Jenkinsにログインし[Jenkinsの管理]をクリック。
[グローバルセキュリティの設定]をクリック
[CSRF対策]のチェックを外し、[保存]ボタンをクリック。
3.5. Jenkinsジョブを実行
まずは、Rocket.chatにメッセージでbotが応答してくれるか動作確認を実施してみたいと思います。Rocket.chatからbotに対して、呼びかける時は@bot
と入力すればチャットでの発言がbotに対してのメッセージとなります。
また、単純にbotの応答確認したい時は、ping
を投げると設定が間違っていなければPONG
と応答してくれます。
Rocket.chatにメッセージを載せ、Hubot経由でJenkinsジョブを実行してみます。
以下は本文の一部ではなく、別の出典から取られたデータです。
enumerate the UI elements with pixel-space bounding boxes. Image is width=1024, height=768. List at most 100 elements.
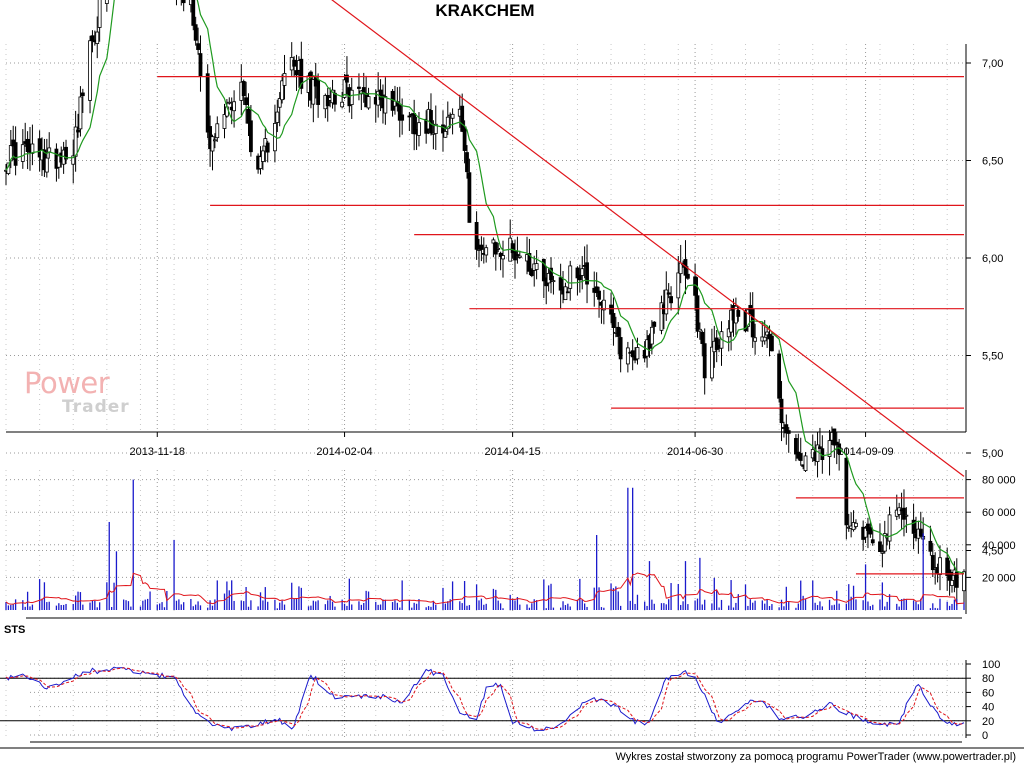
candle-body: [594, 286, 599, 294]
candle-body: [580, 268, 585, 276]
candle-body: [496, 247, 501, 250]
candle-body: [241, 81, 246, 96]
candle-body: [635, 347, 640, 360]
date-tick-label: 2014-04-15: [484, 446, 540, 458]
candle-body: [878, 541, 882, 552]
candle-body: [292, 59, 297, 67]
candle-body: [191, 0, 196, 26]
candle-body: [215, 123, 220, 139]
candle-body: [685, 273, 690, 279]
candle-body: [736, 310, 741, 317]
date-tick-label: 2014-09-09: [837, 446, 893, 458]
candle-body: [709, 346, 714, 379]
candle-body: [345, 74, 349, 83]
candle-body: [349, 89, 354, 105]
candle-body: [299, 58, 304, 89]
candle-body: [714, 337, 719, 350]
price-tick-label: 4,50: [982, 546, 1003, 558]
candle-body: [669, 296, 673, 304]
candle-body: [577, 274, 582, 281]
candle-body: [517, 255, 522, 258]
watermark-power: Power: [24, 366, 110, 400]
date-tick-label: 2014-06-30: [667, 446, 723, 458]
candle-body: [928, 540, 933, 552]
candle-body: [498, 252, 503, 257]
candle-body: [181, 0, 186, 4]
candle-body: [462, 126, 467, 151]
candle-body: [611, 313, 616, 328]
price-tick-label: 6,50: [982, 156, 1003, 168]
candle-body: [549, 267, 553, 281]
candle-body: [316, 80, 321, 105]
candle-body: [786, 430, 791, 434]
sts-tick-label: 100: [982, 659, 1000, 671]
candle-body: [827, 440, 832, 457]
candle-body: [407, 115, 412, 118]
candle-body: [664, 289, 669, 315]
candle-body: [563, 286, 568, 301]
candle-body: [777, 353, 782, 399]
candle-body: [515, 254, 520, 256]
candle-body: [794, 438, 798, 455]
candlesticks: [4, 0, 966, 608]
candle-body: [798, 453, 803, 461]
candle-body: [210, 136, 215, 152]
candle-body: [625, 347, 630, 365]
candle-body: [479, 244, 484, 250]
candle-body: [205, 73, 210, 133]
candle-body: [911, 519, 916, 534]
chart-title: KRAKCHEM: [435, 1, 535, 20]
price-tick-label: 6,00: [982, 253, 1003, 265]
candle-body: [770, 335, 774, 352]
candle-body: [258, 156, 263, 169]
candle-body: [585, 262, 589, 285]
candle-body: [652, 321, 657, 327]
candle-body: [13, 142, 18, 166]
candle-body: [962, 571, 966, 592]
candle-body: [618, 337, 623, 360]
candle-body: [779, 398, 784, 424]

botにjenkinsのビルドを実行させるには@bot jenkins build <ジョブ名>
となります。
なお、jenkinsのジョブリストを出力させたい場合は、@bot jenkins list
でジョブリストを応答してくれます。
3.6. その他連携スクリプトの設定
[hubot-scripts.json]に使用するscriptをカンマ(,)区切りで設定し、scriptフォルダに*.coffee
を設定し、docker-compose.ymlに連携するためのURLや認証情報を環境変数に設定する。
[
"jenkins.coffee","gitbucket-notification.coffee"
]
最後に
最初は、チャットツールの必要性を疑問視していたが、jenkinsのジョブ実行も含め、チーム内で作業も連携することができるのは、連携ミスも避けることも可能だと感じました。